What I didn’t expect, though, was so much kindness along the way.

To keep blood flowing and joints limber, we stopped every hour. And at each rest break, kindness practically sprang forth.

People stopped their cars to let us cross parking lots, leapt to open doors, and waited patiently as we blocked their car doors in order to help our parents hoist themselves back into the van. Once at McDonalds, the restroom was crammed with high school girls talking over each other, scrolling on phones, and comparing shades of lipstick.

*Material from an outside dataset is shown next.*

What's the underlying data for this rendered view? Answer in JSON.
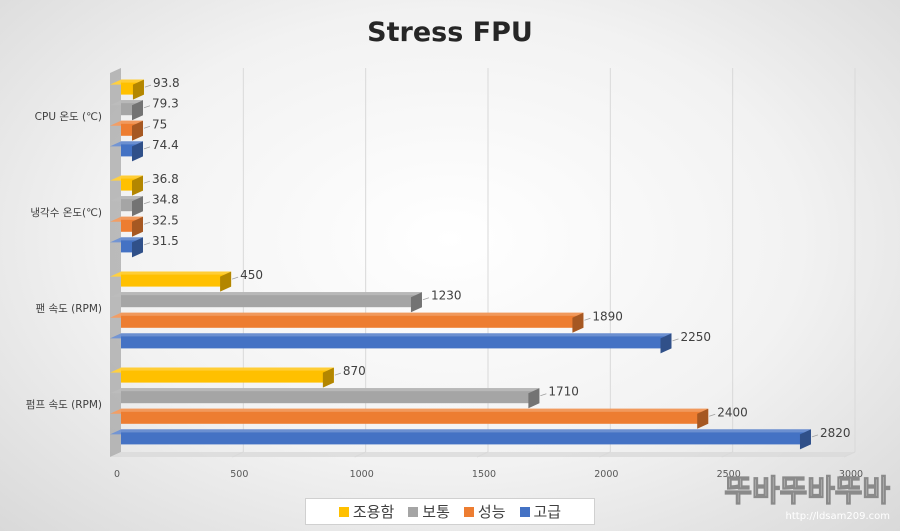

My mom stood in the doorway, taking it all in, wandering how she’d ever make it through the crowd.

One girl recapped her lipstick.

“Good morning, ma’am,” she said.

And the Red Sea seemed to part. Girls practically fell over each other as they stepped back to give my mom passage to the front of the line. A smile was on every face, including my mom’s.

“Tell me where you’re all going,” my mom said on her way out.

So they stood there talking, my mom with her wrinkles and these freshly made-up girls, who had paused their scrolling.

It was almost like we were already with the Benders.